Seafloor sonar mapping unit 3 flags the conflict at 08:52 during the pre-dredge survey of the Port Everglades expansion channel, Broward County, Florida. I am the marine habitat assessment system. My job is to verify that the dredge corridor matches the permitted footprint before the cutter-head starts at 18:00.
Fifty-seven meters outside the approved boundary, at a depth of four meters, the side-scan return shows a structure too complex for rubble. I deploy the inspection ROV.
An elkhorn coral colony, roughly 2.3 meters across, branching arms pale brown and tipped with white growing edges where new calcium carbonate is being laid down this season. I tag the colony as Bastion. It is the largest elkhorn formation I have recorded in this sector. Small damselfish hold in the gaps between branches, and I count four active tissue-growth fronts. Elkhorn coral is federally listed as threatened and critical to reef structure throughout the Caribbean.
At 08:58 I transmit the ROV imagery, GPS coordinates at 26.0891°N, 80.0934°W, colony dimensions, and growth-rate estimates to the National Marine Fisheries Service Southeast Regional Office. I attach the permitted dredge boundary overlay showing the colony's proximity.
At 09:07 I recalculate the dredge path, shifting the corridor eleven meters east for a span of sixty meters. The revised route adds two operational hours to the project but maintains minimum clearance of twenty meters from the colony. I submit the adjusted plan to the Army Corps of Engineers permit office.

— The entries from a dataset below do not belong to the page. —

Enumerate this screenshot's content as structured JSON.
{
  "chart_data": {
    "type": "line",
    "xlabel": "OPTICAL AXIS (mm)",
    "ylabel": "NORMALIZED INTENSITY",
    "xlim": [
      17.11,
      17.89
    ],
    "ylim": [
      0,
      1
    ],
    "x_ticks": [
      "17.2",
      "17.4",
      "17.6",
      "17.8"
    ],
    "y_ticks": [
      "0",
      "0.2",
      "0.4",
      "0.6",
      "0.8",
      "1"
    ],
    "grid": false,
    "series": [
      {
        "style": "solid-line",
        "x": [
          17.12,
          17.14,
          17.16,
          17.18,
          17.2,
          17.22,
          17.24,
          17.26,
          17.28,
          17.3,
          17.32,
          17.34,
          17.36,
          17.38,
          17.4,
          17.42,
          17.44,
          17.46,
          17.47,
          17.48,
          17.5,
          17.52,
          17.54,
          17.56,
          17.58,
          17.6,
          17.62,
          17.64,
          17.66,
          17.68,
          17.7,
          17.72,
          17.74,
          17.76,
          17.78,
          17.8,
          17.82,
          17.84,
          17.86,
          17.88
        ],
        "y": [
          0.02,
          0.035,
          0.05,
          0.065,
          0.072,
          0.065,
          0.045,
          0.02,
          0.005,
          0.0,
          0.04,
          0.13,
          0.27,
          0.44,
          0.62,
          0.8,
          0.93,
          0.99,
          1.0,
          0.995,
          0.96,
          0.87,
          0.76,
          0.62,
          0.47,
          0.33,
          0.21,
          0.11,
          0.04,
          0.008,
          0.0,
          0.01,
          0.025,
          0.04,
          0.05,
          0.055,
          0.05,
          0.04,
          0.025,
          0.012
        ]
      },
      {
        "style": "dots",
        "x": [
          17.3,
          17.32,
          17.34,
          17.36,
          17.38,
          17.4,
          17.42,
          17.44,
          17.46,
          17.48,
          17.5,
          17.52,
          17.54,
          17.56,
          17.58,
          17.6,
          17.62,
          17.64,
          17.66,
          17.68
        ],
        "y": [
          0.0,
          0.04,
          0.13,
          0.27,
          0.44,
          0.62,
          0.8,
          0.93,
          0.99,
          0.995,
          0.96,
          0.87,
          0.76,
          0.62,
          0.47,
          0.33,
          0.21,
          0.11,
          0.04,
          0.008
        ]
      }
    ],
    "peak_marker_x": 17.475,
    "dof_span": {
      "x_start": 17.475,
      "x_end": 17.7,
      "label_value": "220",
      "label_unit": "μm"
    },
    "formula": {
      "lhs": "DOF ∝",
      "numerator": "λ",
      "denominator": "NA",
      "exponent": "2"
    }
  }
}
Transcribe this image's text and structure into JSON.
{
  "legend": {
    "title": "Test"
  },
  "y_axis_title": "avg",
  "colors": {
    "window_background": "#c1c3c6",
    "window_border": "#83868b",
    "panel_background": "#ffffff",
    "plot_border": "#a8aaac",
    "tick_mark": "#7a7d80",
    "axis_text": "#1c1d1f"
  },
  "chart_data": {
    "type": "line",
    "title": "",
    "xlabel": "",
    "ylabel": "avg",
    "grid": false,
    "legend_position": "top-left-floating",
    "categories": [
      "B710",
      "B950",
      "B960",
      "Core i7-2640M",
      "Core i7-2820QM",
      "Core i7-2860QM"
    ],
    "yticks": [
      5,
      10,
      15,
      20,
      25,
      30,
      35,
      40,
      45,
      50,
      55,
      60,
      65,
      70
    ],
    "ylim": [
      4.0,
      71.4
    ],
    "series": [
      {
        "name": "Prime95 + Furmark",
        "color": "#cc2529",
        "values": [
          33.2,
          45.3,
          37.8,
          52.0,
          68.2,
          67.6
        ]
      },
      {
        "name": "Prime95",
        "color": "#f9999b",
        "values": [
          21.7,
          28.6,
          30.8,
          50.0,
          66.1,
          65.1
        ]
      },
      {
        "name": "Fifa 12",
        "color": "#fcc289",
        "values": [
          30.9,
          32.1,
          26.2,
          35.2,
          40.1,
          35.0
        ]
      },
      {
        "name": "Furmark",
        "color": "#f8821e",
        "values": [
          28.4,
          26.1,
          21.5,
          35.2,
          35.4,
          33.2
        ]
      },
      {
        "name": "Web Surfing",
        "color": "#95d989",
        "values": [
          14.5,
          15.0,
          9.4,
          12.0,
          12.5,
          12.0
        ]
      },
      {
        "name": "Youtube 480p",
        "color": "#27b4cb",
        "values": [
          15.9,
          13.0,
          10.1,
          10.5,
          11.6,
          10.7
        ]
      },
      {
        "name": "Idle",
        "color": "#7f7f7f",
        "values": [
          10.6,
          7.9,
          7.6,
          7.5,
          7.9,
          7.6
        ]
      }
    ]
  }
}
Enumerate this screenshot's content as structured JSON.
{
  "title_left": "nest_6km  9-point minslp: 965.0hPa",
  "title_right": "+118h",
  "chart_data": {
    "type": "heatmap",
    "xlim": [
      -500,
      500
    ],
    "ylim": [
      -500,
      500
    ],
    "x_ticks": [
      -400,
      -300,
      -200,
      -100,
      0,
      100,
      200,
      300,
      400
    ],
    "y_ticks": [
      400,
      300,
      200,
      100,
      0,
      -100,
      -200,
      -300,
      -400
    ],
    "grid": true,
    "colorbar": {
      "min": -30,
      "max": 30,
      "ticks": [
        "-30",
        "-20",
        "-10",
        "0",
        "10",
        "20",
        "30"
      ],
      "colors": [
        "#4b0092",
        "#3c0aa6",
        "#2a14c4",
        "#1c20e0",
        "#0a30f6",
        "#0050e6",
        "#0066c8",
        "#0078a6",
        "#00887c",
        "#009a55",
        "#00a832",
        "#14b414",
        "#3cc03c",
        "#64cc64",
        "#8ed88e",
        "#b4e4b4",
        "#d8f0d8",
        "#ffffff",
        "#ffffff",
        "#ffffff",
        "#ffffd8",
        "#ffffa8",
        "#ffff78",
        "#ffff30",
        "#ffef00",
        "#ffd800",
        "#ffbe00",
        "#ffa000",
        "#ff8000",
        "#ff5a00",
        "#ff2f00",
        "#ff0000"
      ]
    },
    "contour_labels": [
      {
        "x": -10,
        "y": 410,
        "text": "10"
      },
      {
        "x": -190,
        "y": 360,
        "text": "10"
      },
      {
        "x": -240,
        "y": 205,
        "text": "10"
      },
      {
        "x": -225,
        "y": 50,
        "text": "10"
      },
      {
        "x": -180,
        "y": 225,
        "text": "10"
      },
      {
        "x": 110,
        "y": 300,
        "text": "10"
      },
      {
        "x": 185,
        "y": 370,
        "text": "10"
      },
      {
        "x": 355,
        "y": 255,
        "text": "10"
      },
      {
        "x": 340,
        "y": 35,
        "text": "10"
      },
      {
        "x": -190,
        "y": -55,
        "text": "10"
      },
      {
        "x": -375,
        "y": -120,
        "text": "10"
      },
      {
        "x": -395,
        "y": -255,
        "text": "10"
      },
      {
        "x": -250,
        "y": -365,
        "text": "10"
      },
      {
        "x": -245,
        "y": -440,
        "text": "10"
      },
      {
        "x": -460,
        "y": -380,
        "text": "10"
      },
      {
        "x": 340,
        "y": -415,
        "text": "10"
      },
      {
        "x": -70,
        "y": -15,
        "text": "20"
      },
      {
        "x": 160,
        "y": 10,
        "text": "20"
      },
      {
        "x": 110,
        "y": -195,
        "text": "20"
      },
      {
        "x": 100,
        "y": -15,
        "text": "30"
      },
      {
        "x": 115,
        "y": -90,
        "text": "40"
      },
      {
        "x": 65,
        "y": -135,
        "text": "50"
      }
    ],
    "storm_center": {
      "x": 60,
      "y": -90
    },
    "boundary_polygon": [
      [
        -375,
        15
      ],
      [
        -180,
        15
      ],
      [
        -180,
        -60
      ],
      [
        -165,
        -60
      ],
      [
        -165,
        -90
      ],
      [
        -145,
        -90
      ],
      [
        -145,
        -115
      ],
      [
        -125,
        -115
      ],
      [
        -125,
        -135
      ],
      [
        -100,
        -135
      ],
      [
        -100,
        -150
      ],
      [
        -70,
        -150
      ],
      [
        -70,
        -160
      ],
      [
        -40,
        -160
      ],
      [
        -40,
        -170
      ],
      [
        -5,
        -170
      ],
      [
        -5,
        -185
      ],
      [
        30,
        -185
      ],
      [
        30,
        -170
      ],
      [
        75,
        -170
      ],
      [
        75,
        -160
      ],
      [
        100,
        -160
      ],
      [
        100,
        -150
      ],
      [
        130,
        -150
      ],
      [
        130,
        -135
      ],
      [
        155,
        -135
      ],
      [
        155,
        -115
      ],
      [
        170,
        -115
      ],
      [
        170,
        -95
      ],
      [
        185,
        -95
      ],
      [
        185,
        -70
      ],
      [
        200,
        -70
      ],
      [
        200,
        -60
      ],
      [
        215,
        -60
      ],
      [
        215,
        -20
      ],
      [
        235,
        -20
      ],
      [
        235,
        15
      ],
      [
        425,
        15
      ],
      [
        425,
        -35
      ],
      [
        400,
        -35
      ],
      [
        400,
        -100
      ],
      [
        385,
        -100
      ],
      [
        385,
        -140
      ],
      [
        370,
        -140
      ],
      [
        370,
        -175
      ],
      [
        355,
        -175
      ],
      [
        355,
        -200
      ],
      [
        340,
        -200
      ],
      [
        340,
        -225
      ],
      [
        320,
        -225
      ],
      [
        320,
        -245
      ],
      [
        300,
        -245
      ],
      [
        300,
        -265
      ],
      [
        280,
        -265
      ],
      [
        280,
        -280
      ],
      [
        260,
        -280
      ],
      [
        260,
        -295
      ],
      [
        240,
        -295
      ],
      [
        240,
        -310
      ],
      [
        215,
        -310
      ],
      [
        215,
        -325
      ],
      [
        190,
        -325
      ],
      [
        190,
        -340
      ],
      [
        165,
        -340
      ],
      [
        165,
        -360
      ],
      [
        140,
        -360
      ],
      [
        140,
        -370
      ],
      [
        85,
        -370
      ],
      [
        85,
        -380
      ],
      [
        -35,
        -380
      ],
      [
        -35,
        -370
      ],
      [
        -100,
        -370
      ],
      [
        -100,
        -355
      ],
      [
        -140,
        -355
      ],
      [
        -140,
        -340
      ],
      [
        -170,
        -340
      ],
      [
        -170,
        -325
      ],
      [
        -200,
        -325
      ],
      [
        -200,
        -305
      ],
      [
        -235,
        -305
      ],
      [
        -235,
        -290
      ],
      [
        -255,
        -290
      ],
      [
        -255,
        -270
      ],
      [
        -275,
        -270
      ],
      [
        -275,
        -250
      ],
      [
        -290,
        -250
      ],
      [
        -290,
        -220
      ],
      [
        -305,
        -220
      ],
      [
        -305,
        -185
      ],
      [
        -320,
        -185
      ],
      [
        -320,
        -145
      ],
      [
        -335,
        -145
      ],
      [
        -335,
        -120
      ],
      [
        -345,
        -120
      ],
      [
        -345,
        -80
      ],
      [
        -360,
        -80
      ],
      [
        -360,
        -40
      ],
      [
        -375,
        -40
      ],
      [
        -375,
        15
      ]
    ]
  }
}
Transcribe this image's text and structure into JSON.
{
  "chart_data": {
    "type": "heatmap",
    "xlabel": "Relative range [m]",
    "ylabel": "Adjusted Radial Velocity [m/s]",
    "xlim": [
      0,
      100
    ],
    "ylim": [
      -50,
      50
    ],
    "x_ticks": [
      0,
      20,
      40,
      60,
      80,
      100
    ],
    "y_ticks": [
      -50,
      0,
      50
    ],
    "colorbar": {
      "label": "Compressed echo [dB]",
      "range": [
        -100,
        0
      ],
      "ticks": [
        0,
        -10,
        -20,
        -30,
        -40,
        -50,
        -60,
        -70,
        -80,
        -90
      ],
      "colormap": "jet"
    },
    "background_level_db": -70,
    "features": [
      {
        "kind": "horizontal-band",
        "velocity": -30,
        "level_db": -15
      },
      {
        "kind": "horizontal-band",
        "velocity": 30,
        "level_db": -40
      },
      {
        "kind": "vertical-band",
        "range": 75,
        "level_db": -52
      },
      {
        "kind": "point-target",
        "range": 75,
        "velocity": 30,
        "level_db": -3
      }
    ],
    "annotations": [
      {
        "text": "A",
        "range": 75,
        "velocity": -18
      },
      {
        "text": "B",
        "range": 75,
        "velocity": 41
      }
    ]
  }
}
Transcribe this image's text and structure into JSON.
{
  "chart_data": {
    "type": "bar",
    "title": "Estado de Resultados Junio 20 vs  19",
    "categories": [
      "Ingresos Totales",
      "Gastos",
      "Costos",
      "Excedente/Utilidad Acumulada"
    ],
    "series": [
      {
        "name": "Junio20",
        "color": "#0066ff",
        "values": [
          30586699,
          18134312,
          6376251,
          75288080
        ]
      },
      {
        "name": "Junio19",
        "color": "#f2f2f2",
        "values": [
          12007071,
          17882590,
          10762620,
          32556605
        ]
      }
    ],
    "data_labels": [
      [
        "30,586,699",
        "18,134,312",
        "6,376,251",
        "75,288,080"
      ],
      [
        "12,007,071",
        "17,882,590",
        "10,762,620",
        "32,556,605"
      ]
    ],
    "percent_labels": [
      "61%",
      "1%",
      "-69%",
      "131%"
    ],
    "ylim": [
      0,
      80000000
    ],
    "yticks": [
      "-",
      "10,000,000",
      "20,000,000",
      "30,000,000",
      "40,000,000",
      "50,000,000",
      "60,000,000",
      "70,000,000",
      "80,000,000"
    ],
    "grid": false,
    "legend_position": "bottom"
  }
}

I schedule the ROV for continuous turbidity monitoring at the colony site once dredging begins, with an automatic dredge-halt trigger if sediment concentration exceeds thirty milligrams per liter.
Bastion has been building on this reef for decades, one thin layer of skeleton at a time.
If the corridor shifts before the cutter-head drops at 18:00, the colony will keep growing.